Why should you rebalance your portfolio? Jake gives a good answer:
"Empirical evidence has shown that disciplined rebalancing tends to reduce risk and enhance return."
This is true- but the problem is the use of the word risk. When reading papers on portfolio theory, risk is almost always measured by a thing called beta.
Beta is a statistical measure of the volatility of a stock versus the overall market.
Volatility gets used as a proxy for risk in studies because academics need a number for their calculations that is objective, can be looked at historically, and extrapolated into the future.
But just because it's easy to measure doesn't mean it's telling you the right thing.
I would argue that volatility is not the same thing as risk.
In my opinion, risk is the permanent loss of capital. That's what I really care about.

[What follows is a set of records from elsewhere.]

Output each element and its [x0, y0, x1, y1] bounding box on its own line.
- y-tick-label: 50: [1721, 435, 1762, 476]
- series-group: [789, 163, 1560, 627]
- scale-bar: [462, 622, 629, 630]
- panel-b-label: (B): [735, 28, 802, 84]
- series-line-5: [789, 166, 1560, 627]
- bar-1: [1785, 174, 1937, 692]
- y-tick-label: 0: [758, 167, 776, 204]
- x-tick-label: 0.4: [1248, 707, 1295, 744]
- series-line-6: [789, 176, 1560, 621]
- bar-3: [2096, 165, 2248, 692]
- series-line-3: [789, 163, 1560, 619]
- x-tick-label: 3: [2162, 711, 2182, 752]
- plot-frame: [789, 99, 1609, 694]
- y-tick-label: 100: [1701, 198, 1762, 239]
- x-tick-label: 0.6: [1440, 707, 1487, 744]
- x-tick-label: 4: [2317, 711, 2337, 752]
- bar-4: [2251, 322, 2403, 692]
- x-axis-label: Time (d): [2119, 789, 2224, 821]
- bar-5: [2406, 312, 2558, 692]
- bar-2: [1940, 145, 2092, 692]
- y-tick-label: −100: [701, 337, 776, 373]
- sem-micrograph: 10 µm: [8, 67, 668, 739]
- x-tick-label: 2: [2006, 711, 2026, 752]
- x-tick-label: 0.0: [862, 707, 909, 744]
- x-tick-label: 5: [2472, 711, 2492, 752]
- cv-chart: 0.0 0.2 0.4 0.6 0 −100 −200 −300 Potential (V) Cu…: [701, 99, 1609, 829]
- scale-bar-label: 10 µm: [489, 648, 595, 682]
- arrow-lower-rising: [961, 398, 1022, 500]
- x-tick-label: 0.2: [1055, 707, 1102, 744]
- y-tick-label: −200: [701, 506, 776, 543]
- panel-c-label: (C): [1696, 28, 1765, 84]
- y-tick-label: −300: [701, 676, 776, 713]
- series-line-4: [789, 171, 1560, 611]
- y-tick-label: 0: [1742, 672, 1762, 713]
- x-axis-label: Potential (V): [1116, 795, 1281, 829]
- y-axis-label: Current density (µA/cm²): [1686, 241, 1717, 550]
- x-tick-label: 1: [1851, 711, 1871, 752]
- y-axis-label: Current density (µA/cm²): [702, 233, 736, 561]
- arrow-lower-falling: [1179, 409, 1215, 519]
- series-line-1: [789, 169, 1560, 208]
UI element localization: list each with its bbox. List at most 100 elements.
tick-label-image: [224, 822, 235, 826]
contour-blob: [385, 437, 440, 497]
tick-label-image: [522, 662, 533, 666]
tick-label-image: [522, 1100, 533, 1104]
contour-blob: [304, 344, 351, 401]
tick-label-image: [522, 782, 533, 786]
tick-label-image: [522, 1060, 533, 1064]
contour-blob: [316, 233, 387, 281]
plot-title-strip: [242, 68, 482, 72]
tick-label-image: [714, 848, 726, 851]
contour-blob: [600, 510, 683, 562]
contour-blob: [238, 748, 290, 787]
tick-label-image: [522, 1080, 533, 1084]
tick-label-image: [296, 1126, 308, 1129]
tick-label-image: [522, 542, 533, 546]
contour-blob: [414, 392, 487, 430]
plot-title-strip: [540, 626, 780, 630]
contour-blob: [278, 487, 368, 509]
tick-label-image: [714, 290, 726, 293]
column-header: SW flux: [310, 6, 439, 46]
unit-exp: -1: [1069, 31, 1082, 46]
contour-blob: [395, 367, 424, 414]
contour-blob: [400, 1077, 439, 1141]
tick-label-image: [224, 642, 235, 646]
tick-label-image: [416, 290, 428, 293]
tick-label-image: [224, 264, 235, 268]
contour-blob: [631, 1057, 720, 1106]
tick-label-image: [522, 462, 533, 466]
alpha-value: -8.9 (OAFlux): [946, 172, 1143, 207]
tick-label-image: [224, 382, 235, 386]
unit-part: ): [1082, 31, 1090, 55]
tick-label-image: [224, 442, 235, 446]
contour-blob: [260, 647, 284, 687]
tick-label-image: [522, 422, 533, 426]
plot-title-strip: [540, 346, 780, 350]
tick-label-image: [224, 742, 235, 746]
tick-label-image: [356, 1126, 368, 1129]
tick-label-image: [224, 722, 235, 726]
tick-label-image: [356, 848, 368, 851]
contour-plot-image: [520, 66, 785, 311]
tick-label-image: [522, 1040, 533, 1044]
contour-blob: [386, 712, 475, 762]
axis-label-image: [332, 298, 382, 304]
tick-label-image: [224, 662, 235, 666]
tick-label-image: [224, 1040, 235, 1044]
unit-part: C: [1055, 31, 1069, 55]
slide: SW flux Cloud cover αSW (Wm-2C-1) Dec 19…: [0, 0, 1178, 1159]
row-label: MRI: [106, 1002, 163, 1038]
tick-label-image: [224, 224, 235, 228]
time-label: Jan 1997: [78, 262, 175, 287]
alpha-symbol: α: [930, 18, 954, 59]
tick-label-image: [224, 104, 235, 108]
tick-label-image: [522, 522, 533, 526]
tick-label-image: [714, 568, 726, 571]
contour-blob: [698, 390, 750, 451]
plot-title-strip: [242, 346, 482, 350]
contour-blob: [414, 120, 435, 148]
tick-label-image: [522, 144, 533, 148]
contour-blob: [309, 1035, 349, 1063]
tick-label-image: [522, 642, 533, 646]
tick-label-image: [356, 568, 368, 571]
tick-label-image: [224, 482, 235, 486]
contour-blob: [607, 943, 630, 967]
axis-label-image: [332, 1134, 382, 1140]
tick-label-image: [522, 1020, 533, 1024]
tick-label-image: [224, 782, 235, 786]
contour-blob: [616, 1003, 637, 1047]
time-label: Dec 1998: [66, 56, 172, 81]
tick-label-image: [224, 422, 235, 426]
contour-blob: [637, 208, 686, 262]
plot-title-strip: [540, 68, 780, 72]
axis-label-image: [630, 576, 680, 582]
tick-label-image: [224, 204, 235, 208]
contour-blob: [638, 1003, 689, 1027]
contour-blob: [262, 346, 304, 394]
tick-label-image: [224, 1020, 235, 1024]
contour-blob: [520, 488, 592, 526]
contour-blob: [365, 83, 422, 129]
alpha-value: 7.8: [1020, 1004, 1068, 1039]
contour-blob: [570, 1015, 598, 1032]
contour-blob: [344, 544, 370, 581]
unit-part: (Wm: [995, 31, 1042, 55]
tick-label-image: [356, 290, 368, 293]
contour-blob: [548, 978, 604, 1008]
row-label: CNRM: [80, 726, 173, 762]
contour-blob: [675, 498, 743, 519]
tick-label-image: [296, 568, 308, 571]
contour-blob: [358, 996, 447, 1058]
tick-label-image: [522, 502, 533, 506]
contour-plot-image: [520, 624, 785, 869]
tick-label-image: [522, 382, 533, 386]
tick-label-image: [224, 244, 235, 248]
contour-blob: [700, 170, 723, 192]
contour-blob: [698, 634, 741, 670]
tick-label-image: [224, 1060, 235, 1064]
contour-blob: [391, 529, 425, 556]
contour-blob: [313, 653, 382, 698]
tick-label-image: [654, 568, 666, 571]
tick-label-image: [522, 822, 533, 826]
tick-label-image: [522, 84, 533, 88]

Think about this: A stock that goes from $60 to $90 is likely to have the same statistical volatility as a stock that goes from $60 to $30. But which was riskier? "Empirical evidence" would say that they were both equally risky, but we all know that it's important to describe these two situations as being very different. I don't care if my stock goes up and down a lot, as long as it ends up at $90 instead of $30.
The risk is that it ends up at $30, not the path it took to get there.
Therefore, I tend to think focusing on portfolio rebalancing as asking the wrong question. Portfolio rebalancing will lead you to sell companies that have been outperforming (which is likely due to excellent execution) and buy companies that are underperforming. This is a bit like benching your best basketball player because you don't want to score too many points all at once.
I may be guilty of 'anchoring bias' due to the fact that I've never rebalanced my portfolio in seven years and that has worked out really well for me- so take my thoughts with a grain of salt. But it's worth thinking about for yourself if you're ok with more volatility in pursuit if higher returns.